The society, the people around me, and somewhere even I, myself had always judged people who went for therapy. I felt that therapy was really for people with ‘too many issues’, people who were ‘crazy’ and only wondered about one question - how on earth are people not able to sort their own shit and why would they need another person for that?
But then, I guess life happened to me. I started facing issues in my personal life, in my relationships (had the worst heartbreak possible), and I felt distant from my family, my twin sister, and all my friends. It felt like my life was falling apart, like in a movie when the protagonist faces rejection in every direction, only here, I did not know what was going to happen next, or whether my ending would be happy or a sad one.
A friend of mine recommended therapy and I (finally) took the plunge. Trust me, this was one of the many good decisions I made from there on. I went for therapy. It’s shocking, right? A girl who didn’t believe in therapy and for most of her life judged other people for it, is actually in therapy herself. It came as a surprise to me as well but I really was out of options at that time.

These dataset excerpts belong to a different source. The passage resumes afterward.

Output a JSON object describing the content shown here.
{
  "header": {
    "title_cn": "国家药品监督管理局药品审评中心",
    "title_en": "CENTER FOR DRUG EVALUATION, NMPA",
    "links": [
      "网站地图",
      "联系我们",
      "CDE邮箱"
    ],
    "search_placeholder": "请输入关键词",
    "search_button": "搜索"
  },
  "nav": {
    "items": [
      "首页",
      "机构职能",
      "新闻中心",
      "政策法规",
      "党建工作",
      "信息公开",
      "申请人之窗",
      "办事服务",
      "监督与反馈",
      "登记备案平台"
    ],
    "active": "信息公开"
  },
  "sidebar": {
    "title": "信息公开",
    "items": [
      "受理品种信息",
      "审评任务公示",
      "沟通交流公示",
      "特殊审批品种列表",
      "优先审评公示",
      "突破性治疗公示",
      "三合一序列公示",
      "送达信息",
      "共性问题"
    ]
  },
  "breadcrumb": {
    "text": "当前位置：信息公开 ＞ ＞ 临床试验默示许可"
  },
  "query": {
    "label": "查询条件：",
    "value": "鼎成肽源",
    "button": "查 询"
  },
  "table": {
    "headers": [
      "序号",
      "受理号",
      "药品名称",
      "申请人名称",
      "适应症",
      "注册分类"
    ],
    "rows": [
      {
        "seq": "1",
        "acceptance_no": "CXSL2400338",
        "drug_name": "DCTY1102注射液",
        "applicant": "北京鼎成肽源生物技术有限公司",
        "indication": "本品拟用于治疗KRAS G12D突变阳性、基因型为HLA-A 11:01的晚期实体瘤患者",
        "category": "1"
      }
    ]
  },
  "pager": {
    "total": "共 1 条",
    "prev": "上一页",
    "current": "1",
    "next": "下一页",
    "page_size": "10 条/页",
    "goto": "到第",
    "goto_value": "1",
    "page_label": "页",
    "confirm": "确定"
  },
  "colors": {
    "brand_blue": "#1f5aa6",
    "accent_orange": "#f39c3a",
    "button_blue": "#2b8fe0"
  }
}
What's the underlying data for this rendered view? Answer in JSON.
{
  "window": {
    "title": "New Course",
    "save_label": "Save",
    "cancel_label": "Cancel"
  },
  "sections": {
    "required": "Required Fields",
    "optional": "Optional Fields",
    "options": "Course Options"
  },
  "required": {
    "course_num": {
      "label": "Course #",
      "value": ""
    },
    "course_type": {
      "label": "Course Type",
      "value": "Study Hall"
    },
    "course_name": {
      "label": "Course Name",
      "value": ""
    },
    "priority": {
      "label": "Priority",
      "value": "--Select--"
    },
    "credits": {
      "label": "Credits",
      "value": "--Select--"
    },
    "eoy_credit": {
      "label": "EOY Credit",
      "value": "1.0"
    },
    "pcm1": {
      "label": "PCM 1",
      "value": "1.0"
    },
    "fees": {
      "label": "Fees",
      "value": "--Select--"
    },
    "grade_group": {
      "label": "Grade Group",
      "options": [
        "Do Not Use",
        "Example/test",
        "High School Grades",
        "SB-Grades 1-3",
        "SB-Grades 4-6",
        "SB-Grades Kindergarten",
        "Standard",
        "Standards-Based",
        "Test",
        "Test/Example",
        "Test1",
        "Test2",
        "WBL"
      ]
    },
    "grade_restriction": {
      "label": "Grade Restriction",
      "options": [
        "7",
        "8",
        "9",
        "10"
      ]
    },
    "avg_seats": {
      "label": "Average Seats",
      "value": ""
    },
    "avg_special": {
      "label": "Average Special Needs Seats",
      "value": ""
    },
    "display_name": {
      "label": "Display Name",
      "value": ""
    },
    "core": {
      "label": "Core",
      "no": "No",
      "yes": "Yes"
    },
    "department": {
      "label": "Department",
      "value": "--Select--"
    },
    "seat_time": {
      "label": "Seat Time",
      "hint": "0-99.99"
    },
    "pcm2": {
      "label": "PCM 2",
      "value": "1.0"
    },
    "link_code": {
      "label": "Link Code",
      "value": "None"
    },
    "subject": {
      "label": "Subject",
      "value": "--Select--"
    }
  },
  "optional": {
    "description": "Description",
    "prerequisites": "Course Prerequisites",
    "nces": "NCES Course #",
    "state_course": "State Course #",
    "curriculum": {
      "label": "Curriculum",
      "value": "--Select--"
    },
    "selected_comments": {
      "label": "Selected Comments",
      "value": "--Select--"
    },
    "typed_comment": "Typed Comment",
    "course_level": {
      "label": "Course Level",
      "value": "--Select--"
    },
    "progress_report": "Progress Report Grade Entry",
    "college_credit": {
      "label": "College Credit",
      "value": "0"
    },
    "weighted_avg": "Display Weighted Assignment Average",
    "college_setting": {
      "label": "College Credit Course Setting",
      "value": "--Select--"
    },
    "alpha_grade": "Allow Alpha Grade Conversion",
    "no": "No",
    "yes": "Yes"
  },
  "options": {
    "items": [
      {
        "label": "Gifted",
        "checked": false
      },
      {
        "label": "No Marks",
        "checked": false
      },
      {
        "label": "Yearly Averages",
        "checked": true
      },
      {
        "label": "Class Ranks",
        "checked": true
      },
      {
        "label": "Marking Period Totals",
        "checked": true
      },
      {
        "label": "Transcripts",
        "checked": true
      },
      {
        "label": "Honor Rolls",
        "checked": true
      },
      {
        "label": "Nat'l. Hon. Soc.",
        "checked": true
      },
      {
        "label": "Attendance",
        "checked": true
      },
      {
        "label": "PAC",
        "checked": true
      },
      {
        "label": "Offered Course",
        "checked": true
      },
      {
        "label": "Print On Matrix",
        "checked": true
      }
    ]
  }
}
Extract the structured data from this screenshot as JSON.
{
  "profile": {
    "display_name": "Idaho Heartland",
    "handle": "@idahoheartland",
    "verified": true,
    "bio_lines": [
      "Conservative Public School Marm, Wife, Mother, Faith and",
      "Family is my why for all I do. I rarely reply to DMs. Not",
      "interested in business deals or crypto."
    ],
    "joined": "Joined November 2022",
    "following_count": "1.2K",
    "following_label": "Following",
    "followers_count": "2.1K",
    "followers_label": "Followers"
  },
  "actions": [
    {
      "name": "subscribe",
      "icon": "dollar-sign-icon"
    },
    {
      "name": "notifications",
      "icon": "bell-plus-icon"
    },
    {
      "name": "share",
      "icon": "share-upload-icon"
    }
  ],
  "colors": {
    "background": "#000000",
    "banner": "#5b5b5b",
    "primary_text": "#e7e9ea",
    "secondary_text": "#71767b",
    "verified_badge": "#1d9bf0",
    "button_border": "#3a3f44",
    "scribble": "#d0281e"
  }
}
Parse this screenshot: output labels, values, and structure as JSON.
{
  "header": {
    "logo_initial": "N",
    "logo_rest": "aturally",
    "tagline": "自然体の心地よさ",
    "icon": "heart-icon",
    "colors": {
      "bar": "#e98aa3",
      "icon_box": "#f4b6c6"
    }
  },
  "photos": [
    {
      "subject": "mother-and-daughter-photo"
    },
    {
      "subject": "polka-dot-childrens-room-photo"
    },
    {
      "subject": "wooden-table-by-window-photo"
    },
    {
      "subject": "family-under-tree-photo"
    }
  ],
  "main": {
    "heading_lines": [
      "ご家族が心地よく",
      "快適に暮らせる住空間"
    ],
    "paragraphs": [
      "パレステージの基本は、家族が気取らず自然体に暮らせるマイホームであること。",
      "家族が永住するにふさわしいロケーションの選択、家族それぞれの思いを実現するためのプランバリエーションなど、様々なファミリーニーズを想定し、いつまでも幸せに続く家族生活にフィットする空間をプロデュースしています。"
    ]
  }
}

Therapy has been the most liberating experience for me. Initially, I was hesitant to share anything with my therapist and felt that it was a waste of time but when I actually opened up, started sharing stuff that I was ashamed (or embarrassed) of - things I had planned I’d take to my grave - I suddenly saw a change in myself. I was growing, I was being vulnerable, and as my therapist told me this one time, ‘Being vulnerable means to be strong, to be vocal, to be able to see yourself through someone’s eyes, being vulnerable involves a lot of honesty, transparency and a fear to be judged but doing it irrespective’.
I haven't looked back ever since. My mental health has drastically improved. I weighed just 35 kgs when I got out of my toxic relationship, had lost touch with my closest friends, and my parents were drifting away. I felt like I lost myself but then I found myself through therapy. I have started to see the brighter side of things and have also started realising that I need to take it all ‘one day at a time’.
I won’t lie. It’s not all been smooth sailing. I’ve seen many new ups and downs, but now, I know I have external support, I have therapy, and I have a strong circle of friends that I can trust. I’m finally more open to experiencing my emotions to the fullest and letting people know how I feel and also being vulnerable from time to time.
The goal is to gain perspective and grow and to just love myself in life.
But hey, I am still figuring it all out.